The tobacco-specific N-nitrosamines (TSNA) have been implicated in oral cancer. However, except for one study using rats, no study has shown the ability of TSNA in inducing oral tumours in experimental animals. We have studied the carcinogenic potentials of N'-nitrosonornicotine (NNN) and 4-methylnitrosamino)-1-(3-pyridyl)-1-butanone (NNK) in mice and hamsters, wherein the nitrosamines were administered on the tongues of the mice and the cheek pouches of the hamsters to simulate the exposure conditions of humans.
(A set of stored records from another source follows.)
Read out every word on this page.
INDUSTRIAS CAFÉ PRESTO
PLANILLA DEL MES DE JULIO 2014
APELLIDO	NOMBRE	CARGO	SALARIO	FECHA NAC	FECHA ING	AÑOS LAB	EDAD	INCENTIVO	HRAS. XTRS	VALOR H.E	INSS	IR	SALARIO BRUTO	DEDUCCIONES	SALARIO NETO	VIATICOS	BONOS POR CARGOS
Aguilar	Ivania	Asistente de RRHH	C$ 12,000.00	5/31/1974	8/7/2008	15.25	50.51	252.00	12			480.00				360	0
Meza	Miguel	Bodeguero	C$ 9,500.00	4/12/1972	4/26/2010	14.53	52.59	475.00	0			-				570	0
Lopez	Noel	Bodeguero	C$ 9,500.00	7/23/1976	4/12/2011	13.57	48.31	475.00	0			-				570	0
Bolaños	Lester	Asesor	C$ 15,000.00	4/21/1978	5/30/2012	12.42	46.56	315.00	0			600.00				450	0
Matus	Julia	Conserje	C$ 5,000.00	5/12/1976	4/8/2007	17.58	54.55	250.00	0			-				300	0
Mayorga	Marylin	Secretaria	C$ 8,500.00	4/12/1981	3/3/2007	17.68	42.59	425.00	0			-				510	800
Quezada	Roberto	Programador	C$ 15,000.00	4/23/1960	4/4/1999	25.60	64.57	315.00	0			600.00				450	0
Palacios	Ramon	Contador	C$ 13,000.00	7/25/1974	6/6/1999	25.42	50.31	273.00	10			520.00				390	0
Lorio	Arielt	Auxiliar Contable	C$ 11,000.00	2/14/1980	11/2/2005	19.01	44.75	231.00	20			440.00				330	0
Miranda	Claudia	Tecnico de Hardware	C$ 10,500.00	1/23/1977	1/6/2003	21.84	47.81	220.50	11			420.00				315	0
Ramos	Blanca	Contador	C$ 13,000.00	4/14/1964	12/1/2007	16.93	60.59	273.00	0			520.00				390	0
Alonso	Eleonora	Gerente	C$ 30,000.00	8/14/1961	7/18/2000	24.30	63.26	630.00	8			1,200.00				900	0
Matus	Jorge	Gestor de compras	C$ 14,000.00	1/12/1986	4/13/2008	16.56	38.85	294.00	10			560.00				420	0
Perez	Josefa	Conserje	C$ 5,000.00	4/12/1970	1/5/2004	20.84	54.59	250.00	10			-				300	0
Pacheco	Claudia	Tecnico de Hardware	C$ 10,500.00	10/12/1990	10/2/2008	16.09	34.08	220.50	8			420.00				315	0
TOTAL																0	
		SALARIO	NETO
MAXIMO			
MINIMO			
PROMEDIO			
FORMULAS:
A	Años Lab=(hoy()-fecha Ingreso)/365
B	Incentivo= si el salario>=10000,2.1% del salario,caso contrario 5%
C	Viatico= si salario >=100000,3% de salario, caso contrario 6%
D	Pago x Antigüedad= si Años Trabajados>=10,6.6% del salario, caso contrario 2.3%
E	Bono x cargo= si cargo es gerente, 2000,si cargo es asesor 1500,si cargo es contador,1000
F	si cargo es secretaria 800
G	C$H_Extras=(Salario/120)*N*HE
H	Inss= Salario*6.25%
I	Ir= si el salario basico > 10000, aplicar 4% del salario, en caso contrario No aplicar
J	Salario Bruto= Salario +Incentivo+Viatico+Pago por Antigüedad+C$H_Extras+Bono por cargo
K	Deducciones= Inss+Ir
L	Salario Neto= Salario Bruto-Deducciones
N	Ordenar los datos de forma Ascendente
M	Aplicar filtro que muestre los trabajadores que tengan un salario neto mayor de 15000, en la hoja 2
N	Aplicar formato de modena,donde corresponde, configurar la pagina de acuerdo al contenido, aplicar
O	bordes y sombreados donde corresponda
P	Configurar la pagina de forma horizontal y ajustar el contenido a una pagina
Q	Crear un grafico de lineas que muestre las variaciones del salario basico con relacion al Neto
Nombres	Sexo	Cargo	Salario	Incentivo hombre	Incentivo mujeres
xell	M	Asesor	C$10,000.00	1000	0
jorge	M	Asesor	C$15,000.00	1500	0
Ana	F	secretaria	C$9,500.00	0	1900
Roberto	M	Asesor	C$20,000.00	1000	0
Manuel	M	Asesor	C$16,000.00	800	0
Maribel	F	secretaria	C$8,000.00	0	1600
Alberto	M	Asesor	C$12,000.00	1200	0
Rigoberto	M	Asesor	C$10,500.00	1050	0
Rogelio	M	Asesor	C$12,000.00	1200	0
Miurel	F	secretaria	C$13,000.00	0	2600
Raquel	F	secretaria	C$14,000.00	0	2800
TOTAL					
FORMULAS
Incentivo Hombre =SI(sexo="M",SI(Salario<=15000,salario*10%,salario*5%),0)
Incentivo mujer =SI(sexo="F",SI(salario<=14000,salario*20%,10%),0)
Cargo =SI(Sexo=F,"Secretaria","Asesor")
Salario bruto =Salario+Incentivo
It was observed that in Swiss and BALB/c male mice, both NNN and NNK induced tumours of lung, forestomach and liver. However, no oral tumours were induced in mice. The effect of vitamin A depletion was tested in Swiss male mice. It was found that a low vitamin A status did not alter the percentage incidence of tumours induced by both nitrosamines to a significant extent. In the studies using Syrian golden hamsters, long-term treatment of NNK to hamster cheek pouch induced tumours in the lung, liver, stomach and cheek pouch. Subsequently, the effect of hydrogen peroxide (H2O2) on NNK-induced carcinogenicity in hamsters was studied. It was observed that simultaneous administration of NNK and H2O2 to the animals increased the incidence of cheek pouch tumours. Another pertinent observation was that even when a small initiator dose of NNK was given followed by the application of H2O2, a very significant increase in the tumour incidence was observed. This observation suggests that H2O2 could act as a promoter to NNK-induced carcinogenesis. In conclusion it may be stated that both NNN and NNK do not show any strain or species specificity. They failed to produce tumours at the site of application in mice but in hamsters few cheek pouch tumours were seen or were induced when NNK was applied alone. The cheek pouch tumour incidence increased when H2O2 was given concurrently or when applied for a long period after a low initiator dose of NNK was administered in the cheek pouch.